Je suis soulagée de constater que ce sont des femmes tout ce qu'il y a de plus normal hormis le fait qu'elles sont magnifiques. Les cinq arborent une chevelure longue et abondante, des lèvres pulpeuses qui rendraient jalouse n'importe quelle actrice et un visage qui exsude l'érotisme et la sensualité. Même moi qui préfère les hommes, je ne reste pas insensible à leur charme envoutant.

Je réalise un peu trop tard que je suis devant eux, la bouche ouverte et qu'elles attendent que je parle.

— Euh, bonsoir. Je... je suis perdue. Je cherche Gadriel, vous le connaissez ?

De concert, les regards convergent vers la femme aux cheveux d'or.

— Je crois que Sibyl le connait très bien, glousse une des brunettes.

Je lève un sourcil, interloquée. Je ne suis pas certaine d'apprécier le double sens de cette affirmation.

L'intéressée affiche un sourire énigmatique puis me répond :

— Je ne savais pas qu'il était de retour. Je peux te conduire à ses appartements si tu veux.

Et sans attendre ma réponse, elle se redresse et dévoile ce que je craignais : un corps nu et tout en courbe. Sa poitrine généreuse semble défier les lois de la gravité et une chose encore plus surprenante, une longue queue mince qui se termine par un pique décore le haut de son postérieur indécemment rebondi. Elle monte les quelques marches qui lui permettent de sortir du bassin pendant que j'essaie de détourner mes yeux de son corps injustement parfait. Après avoir épongé sa peau à l'aide d'une minuscule serviette, elle enfile des habits noirs qui ne la couvrent guère d'avantage. Ils s'apparentent plus à des sous-vêtements sexy qu'à des vêtements : petite culotte noire de style garçonne qui laisse entrevoir le galbe de ses fesses parfaites et haut sans manches qui s'arrête juste au-dessous de la poitrine et qui laisse la grande majorité de ses seins découverts. Le tout, accompagné de bottes cuissardes de cuir noir. Bref, de quoi donner des complexes à n'importe quelle fille. Ou exciter la totalité des mâles de la terre, non-hétéro compris.

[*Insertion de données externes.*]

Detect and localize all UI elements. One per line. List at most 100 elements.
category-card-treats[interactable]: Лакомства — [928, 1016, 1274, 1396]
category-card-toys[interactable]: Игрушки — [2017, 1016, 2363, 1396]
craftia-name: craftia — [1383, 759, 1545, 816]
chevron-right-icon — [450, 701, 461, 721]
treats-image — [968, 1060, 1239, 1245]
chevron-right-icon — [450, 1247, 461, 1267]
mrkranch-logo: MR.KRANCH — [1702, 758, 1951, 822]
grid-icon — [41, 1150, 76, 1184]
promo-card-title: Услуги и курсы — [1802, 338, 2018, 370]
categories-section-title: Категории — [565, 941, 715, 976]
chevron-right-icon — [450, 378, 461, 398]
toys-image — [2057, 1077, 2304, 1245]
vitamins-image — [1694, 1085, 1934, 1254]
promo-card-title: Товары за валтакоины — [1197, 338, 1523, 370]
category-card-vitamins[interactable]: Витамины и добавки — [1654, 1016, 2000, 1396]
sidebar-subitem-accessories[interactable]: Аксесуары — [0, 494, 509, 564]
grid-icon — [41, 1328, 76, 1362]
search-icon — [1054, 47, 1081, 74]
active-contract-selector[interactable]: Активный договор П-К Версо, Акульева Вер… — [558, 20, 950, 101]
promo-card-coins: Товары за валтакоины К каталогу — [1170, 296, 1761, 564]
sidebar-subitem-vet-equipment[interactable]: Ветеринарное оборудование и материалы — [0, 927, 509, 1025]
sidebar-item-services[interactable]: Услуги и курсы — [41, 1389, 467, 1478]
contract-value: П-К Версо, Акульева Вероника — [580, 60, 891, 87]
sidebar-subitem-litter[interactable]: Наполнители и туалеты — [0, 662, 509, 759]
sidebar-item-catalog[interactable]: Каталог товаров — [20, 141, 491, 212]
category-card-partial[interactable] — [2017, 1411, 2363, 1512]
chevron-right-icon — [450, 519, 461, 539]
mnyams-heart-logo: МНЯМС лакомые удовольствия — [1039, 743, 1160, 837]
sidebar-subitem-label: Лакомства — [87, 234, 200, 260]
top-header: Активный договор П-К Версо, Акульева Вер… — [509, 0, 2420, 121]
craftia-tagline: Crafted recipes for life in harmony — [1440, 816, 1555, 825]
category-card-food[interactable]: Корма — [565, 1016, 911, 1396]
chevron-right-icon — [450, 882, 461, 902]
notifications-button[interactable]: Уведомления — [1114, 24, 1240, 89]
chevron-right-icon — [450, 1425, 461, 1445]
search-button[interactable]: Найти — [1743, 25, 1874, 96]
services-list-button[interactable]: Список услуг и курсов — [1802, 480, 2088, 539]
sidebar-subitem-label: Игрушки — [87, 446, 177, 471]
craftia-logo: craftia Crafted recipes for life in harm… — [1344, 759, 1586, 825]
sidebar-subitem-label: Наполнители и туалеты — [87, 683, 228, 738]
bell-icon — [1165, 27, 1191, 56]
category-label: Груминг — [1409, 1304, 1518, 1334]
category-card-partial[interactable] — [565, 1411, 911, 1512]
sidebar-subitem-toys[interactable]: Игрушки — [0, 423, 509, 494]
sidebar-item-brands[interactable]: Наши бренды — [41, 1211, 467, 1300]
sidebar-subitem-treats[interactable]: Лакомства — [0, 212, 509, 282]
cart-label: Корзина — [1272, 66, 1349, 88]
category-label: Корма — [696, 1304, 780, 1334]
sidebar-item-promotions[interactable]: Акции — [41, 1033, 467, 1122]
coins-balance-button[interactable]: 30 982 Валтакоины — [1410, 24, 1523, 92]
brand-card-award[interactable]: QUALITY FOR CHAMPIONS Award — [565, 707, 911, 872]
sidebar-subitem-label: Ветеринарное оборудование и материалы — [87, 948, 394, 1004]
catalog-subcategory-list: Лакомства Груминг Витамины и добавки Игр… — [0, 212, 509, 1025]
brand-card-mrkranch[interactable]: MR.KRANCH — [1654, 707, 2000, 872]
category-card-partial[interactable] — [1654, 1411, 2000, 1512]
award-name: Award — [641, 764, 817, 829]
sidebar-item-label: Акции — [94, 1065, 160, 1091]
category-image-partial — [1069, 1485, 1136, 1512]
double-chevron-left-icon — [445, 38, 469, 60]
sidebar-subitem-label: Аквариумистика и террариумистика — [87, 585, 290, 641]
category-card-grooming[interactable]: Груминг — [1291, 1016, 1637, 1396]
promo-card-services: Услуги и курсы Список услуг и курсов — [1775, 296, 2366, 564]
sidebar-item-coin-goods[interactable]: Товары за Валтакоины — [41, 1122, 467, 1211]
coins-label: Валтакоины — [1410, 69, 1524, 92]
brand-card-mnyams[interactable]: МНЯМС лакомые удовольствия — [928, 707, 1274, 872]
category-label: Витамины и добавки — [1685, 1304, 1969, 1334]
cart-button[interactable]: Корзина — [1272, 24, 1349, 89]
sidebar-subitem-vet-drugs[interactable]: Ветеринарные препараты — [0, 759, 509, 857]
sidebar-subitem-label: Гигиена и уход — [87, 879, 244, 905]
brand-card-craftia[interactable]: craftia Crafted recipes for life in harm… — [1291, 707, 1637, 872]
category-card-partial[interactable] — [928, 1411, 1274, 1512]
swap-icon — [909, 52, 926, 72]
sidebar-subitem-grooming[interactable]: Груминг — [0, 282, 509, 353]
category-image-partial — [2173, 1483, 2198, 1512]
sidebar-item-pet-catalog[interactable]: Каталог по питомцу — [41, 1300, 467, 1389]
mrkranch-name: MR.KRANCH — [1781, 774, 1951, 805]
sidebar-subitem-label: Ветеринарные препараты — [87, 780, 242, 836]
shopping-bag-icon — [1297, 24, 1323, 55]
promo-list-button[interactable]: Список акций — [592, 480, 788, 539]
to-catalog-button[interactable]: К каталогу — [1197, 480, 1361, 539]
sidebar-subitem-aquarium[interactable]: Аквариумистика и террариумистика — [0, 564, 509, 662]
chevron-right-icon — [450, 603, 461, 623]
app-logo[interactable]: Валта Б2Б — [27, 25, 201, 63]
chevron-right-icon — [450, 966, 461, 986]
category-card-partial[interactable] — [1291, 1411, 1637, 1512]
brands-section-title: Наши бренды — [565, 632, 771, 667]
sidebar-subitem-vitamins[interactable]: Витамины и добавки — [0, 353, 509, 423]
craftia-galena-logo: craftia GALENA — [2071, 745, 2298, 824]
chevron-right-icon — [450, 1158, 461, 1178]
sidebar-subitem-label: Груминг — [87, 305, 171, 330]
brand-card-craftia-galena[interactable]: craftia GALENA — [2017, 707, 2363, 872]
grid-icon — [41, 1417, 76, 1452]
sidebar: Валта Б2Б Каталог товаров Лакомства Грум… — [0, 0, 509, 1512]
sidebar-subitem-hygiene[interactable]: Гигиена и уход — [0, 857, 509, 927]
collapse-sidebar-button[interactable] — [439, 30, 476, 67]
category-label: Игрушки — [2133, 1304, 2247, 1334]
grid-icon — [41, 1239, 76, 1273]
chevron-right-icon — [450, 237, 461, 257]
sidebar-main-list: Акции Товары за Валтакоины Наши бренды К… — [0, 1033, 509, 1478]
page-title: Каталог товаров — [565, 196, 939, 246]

Une fois habillée, elle s'approche de moi et me toise de haut en bas.

— Tu es humaine.

Je hoche la tête en silence même si j'ignore si c'est une question ou une affirmation.

Elle se pince les lèvres de façon tout à fait mignonne et tapote son menton de son index.

— Ah ! Je sais ! s'exclama-t-elle avec l'air de celle qui a trouvé la réponse à l'énigme de l'univers. Tu dois être la nouvelle compagne de Satanaël et la mère du petit humain !

— Oh ! s'exclament les autres femmes dans le bassin.

Et avant même que je ne puisse réagir, les cinq amies sont autour de moi à m'observer sous toute mes coutures.

— Qu'elle est mignonne ! dit l'une.

— Tu as vu ses cheveux courts ! J'en veux des pareils ! dit l'autre en passant sa main dans ma coiffure négligée.

Je cligne des yeux à plusieurs reprises ne sachant plus où regarder devant tant de nudité. Je ne suis pas extrêmement pudique, mais je crains d'être asphyxié par ce surplus de poitrine nue et opulente autour de moi.

— Ses seins sont petits, mais il paraît que c'est la mode sur Terre, déclare une troisième.

La mode ? Mais qu'est-ce que..?!

Je recule de plusieurs pas, de peur qu'elles ne se mettent à me tripoter.

— S'il vous plaît, repris-je les mains devant moi pour me protéger. Est-ce que vous pourriez seulement m'aider à trouver Gadriel ?

J'essaie de garder mon calme, mais mon niveau de patience est rendu au dixième sous-sol et mon niveau de panique a pris le chemin contraire. Il est au centième étage de l'Empire State Building.

— Allez les filles, laissez-la tranquille, ordonne la dénommée Sybil.

Elle se tourne ensuite vers moi et m'invite à la suivre. Pour le meilleur ou pour le pire.